W przypadku prób oszustwa, które nie doprowadziły do strat finansowych, banki również podejmują działania. Współpracują z firmami zajmującymi się zamykaniem fałszywych stron internetowych. Jednak możliwości banków są tu ograniczone – pełnią one rolę pośrednika i nie dysponują narzędziami do bezpośredniego działania.
Dlatego najbardziej skutecznym miejscem zgłaszania prób oszustwa jest CERT Polska, który posiada odpowiednie kompetencje i narzędzia do podejmowania konkretnych działań.
Jakie są najbardziej prawdopodobne scenariusze rozwoju cyberzagrożeń w najbliższej przyszłości? Które schematy będą zyskiwać na znaczeniu? Jaką rolę może odegrać bank w ograniczeniu ryzyka grożącego klientom-przedsiębiorcom?
Wszystko wskazuje na to, że trend oszustw socjotechnicznych utrzyma się jeszcze przez długi czas. Już teraz cyberprzestępcy działają jak profesjonalne firmy, dokładnie kalkulując stosunek nakładów do potencjalnych zysków. Dlatego dominują oszustwa socjotechniczne – są stosunkowo tanie w przeprowadzeniu, a jednocześnie bardzo skuteczne.

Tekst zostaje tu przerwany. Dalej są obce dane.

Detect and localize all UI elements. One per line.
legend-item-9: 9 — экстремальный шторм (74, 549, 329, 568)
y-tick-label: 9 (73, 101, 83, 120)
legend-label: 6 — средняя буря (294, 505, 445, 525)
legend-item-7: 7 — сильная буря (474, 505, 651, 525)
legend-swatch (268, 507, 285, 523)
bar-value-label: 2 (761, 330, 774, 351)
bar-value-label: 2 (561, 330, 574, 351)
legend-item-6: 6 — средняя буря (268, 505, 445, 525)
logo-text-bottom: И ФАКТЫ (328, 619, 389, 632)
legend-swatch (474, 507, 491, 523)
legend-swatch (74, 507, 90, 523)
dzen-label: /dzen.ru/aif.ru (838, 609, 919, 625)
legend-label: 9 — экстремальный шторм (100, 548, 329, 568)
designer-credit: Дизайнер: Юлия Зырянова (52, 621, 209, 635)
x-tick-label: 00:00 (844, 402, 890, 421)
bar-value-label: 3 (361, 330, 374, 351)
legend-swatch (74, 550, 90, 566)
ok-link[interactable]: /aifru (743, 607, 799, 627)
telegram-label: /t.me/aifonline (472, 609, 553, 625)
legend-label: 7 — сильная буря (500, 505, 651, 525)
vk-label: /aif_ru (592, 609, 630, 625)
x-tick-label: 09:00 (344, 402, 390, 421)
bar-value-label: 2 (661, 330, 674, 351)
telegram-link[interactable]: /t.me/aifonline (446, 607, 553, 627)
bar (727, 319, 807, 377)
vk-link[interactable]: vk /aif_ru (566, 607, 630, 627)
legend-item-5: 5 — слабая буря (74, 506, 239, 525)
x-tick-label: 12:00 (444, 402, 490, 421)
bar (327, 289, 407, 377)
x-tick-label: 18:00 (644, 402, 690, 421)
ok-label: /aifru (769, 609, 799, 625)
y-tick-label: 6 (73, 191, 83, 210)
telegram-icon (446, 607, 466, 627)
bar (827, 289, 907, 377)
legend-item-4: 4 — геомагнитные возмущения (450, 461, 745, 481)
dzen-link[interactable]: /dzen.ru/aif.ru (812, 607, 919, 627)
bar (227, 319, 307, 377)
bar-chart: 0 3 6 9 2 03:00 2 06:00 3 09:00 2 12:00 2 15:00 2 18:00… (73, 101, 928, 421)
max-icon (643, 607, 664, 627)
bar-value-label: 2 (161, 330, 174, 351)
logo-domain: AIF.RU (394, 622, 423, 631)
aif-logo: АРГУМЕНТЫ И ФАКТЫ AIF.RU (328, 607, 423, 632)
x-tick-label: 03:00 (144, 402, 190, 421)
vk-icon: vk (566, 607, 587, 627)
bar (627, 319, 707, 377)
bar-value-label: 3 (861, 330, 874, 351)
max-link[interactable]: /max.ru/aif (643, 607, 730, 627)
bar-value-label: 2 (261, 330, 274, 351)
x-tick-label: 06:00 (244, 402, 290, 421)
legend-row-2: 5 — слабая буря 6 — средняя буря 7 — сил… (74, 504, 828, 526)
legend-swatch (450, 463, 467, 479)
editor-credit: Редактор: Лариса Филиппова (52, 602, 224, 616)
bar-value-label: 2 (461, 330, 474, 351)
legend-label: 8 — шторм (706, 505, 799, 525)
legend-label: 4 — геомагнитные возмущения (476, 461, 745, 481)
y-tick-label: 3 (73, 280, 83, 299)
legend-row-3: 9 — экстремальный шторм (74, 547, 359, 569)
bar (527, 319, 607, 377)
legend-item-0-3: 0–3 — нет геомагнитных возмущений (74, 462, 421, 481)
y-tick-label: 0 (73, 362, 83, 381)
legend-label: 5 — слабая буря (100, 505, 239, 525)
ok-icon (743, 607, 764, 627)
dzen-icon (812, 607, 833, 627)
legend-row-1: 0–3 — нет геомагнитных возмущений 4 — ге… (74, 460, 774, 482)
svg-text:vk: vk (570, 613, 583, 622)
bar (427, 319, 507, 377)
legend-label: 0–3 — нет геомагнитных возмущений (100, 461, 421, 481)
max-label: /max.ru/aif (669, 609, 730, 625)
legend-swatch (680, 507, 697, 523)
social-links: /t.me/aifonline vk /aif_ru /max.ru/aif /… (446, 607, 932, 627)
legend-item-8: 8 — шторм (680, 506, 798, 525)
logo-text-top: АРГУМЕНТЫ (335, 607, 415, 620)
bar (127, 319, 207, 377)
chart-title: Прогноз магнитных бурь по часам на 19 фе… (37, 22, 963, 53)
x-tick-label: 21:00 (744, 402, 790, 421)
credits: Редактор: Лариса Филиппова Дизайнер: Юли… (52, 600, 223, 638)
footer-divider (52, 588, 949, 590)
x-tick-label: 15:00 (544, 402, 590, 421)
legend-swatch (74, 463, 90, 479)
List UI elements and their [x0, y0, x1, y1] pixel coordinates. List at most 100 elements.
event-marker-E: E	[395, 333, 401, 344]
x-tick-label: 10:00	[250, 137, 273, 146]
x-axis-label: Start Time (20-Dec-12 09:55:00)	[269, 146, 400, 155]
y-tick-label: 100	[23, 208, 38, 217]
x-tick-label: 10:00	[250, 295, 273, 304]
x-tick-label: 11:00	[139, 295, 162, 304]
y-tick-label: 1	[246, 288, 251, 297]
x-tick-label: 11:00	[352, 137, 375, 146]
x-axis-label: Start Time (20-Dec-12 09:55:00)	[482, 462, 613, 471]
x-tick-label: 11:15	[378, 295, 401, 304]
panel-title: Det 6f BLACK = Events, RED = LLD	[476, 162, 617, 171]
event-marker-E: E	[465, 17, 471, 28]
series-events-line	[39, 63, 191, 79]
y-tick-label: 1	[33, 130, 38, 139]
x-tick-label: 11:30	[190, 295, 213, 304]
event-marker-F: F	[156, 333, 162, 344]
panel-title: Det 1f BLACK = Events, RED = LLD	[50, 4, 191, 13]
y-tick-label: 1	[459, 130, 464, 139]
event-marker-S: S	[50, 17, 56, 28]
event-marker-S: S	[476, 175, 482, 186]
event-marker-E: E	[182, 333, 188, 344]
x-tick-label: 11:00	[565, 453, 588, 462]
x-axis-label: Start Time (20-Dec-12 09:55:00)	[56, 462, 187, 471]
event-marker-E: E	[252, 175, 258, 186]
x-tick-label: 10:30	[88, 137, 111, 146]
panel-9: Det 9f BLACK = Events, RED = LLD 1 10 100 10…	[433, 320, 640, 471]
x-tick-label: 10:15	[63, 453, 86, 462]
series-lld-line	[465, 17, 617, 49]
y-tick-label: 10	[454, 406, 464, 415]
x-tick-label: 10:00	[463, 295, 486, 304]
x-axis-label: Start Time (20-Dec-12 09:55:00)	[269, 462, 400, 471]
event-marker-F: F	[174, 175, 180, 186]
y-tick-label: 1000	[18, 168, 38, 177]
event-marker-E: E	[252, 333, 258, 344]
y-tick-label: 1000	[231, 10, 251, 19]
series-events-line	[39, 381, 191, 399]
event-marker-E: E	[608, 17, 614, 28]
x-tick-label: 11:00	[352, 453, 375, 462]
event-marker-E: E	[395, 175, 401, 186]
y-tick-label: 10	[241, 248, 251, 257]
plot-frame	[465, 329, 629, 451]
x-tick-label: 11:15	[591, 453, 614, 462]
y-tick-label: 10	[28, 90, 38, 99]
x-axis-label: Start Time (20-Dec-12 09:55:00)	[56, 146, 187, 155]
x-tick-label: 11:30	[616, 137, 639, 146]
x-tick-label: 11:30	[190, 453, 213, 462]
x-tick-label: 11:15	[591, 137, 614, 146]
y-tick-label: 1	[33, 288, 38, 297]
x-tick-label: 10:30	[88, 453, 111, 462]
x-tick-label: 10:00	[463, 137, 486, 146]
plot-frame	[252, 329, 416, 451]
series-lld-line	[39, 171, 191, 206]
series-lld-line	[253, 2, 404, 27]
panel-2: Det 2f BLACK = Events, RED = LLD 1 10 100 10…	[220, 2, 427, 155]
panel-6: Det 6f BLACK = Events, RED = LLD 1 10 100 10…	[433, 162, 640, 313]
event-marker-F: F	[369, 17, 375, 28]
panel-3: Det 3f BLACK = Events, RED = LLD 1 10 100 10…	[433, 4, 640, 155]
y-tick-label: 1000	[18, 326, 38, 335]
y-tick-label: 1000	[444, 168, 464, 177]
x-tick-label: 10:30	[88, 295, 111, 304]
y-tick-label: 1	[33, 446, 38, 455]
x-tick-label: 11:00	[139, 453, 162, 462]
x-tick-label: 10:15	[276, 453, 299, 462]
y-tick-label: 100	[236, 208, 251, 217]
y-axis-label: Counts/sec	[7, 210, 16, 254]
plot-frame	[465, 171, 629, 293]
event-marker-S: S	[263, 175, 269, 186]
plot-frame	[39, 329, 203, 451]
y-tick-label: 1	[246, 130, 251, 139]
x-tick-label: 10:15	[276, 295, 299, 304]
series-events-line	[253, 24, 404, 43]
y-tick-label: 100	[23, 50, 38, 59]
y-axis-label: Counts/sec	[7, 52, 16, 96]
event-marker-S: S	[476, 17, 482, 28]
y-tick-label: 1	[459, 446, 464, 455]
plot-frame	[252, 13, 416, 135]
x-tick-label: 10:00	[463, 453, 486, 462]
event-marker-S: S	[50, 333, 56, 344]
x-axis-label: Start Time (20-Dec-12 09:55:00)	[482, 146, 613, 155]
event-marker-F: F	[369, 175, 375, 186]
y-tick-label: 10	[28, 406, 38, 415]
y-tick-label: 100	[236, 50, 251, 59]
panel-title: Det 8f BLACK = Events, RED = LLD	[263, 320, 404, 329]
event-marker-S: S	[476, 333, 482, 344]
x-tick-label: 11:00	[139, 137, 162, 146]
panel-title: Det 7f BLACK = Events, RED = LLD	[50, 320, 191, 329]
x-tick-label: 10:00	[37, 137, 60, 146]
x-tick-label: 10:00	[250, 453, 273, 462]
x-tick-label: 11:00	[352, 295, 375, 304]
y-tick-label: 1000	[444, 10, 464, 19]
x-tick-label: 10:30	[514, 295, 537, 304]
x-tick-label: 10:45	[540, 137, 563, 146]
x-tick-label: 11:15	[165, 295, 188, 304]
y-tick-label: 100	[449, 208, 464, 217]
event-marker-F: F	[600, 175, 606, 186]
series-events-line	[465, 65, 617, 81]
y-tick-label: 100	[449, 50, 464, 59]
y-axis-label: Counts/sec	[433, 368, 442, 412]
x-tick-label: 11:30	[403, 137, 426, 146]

To właśnie sprawia, że są one tak trudne do powstrzymania. O ile w przypadku ataków technicznych banki mogą reagować własnymi rozwiązaniami (jak choćby skuteczne wykrywanie prób instalacji zdalnego pulpitu), o tyle oszustwa socjotechniczne rozgrywają się głównie poza systemami bankowymi. Weźmy przykład fałszywych inwestycji – przestępcy najpierw zdobywają zaufanie ofiary, zwracając jej niewielką kwotę początkową, by później wyłudzić znacznie większą sumę. Bank widzi tylko końcowy przelew, nie mając wglądu w cały proces oszustwa.
W tej sytuacji rola banków będzie się koncentrować na dostarczaniu klientom jak najpełniejszej informacji o kontekście realizowanych transakcji. Trwają już prace nad nowymi regulacjami (PSR, PSD3), które mogą wprowadzić obowiązek informowania użytkownika o rzeczywistym odbiorcy przelewu, nawet jeśli różni się on od danych wprowadzonych przez klienta. Ma to pomóc w świadomym podejmowaniu decyzji o realizacji transakcji.
Dziękuję za rozmowę.
*Wojciech Kordas – Dyrektor Centrum Eksperckiego Przeciwdziałania Oszustwom w ING Banku Śląskim. Od wielu lat związany z obszarem ryzyka i bezpieczeństwa banków. Ekspert IT Risk oraz Antyfraud. Działa na forum międzybankowym w ramach Związku Banków Polskich. Od kilku lat pełni funkcję przewodniczącego Prezydium Rady Bezpieczeństwa Banków. W ING wcześniej pełnił funkcję szefa ryzyka operacyjnego, a od 2021 odpowiada za działania Antyfraud.